I am so ridiculously happy right now. Have you ever been so happy you could cry? It is extremely bizarre. I can't quite explain how it works, or the reasoning behind it (no there is no boy involved in this happiness). I think that I am just at total peace with myself, and thats why I am happy. I am happy with who I am, happy with God, happy being wherever I am, happy being single, happy whether I get to see people or not. I'm just happy :) Side note, I've now written the word "happy" so many time's I am questioning whether I am even spelling it right... weird hehe...
I've thought this a few times, but the thought came out loud and clear on thursday night after I had been hanging out with some old friends of mine Erin and Jared. It was great hanging out with them again, and good to see that some people in life don't change and are always there regardless of how long it has been since you last got to catch up. We chatted and also watched the movie 500 days of summer, which is where my blog title came from - it seemed to adequately describe my life in general!!!
On Friday I helped out a friend, Wendy Konemann at her scripture classes (year 4 and 5) at Glenbrook primary school. I hadn't really prepared anything and at last minute was asked to take my guitar to sing a song or two. I really enjoyed it, the kids were characters - some real attention seekers but they all had things to say and ask. Some of them have the most deep and theologically confronting questions, for example there was a question about whether when parents genetically altered their baby to look the way they wanted it to (eg blue eyes, blond hair), did that mean they ruined the 'perfect' child that God had designed, or was the one the people designed the right one?!! One kid answered in a way that nearly made my jaw drop there was so much thought in it (I guess even I am guilty of understimating how smart kids are these days...)!! I sang a couple of songs for the kids, and they also sang me a couple in return - actions and all! They all really got into the songs! I love how music brings people together. Our society values music so highly, however there is such a limited amount of singing that we do in our culture - it is not the norm. All in all, it was a fun and challenging experience, thinking on the spot and reasoning why I believe what I believe.
I've also been able to catch up with Justin a musician from Katoomba who I met in Chiang Mai. We got together yesterday with his producer Laurie out in Lithgow and made a bit of music which was great fun. We stayed up to the early hours of the morning, singing, drinking lots of cups of tea, eating cake, playing guitar, watching youtube clips of people exploding, hurting themselves and failing to drive properly and writing random silly funny songs. Loved every moment!! :) I also discovered that they are both Jehovahs witnesses.
So at the moment I am still figuring out what to do. I had an interview for a job in Geelong the other day and also have an option of a job up in Cairns as a community dietitian working with Aboriginals. I haven't really had much to do with that population, and the job would involve a fair bit of health promotion and flying around in little cessna's and things. Not really the clinical stuff I have been doing. It sounds good... But... Full time PERMANENT job = scary. I think I may have mentioned something about this earlier, but I am pretty sure i am scared of commitment.
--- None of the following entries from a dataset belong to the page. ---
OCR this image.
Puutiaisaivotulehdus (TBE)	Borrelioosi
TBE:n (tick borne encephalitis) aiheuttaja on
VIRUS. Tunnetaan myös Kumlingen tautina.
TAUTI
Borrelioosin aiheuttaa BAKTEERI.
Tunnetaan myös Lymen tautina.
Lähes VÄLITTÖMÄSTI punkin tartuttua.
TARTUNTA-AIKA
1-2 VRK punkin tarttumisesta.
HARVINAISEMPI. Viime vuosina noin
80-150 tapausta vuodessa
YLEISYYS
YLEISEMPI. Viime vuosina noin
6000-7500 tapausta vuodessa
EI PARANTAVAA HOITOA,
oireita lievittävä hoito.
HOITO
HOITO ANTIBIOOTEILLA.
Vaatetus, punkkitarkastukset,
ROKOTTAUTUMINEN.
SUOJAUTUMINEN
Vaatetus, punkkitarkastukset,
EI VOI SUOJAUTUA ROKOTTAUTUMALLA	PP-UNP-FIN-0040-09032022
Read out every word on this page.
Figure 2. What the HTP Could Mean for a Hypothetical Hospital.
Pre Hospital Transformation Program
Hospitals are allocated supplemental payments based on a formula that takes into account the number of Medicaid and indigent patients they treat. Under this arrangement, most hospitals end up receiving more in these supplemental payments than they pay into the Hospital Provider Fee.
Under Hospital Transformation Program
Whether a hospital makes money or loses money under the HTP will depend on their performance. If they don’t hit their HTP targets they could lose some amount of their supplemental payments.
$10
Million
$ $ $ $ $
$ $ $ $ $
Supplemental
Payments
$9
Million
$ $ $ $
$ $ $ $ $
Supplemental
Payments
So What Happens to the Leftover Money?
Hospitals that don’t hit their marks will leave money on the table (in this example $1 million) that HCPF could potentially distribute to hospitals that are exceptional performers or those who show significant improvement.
At least I definitely shy away from it alot.
I think I decided today that I don't want a permanent full time job because I don't want the restrictions it imposes. I like chaos (ie: my quote title). I like spontaneity. I like freedom. I like being able to make decisions on the spot, and change my mind just as quickly. However, I still want to be reliable - is this a total contradiction? I want my 'yes to be yes and no to be no' where if I say I'll do something then I'll do it. For example, if I have told someone I will meet them at a certain day/time or whatever, actually following through and doing that. But still, I want freedom, complete freedom..
I know that one time I will probably have to settle down, but at this point in my life I am definitely not ready for that. During a chat with Wendy after the scripture class, she brought up the fact that the continual restlessness could be either me running away from things (which I have been accused of alot), or it could be a blessing and a gift. I'm not sure. Any thoughts???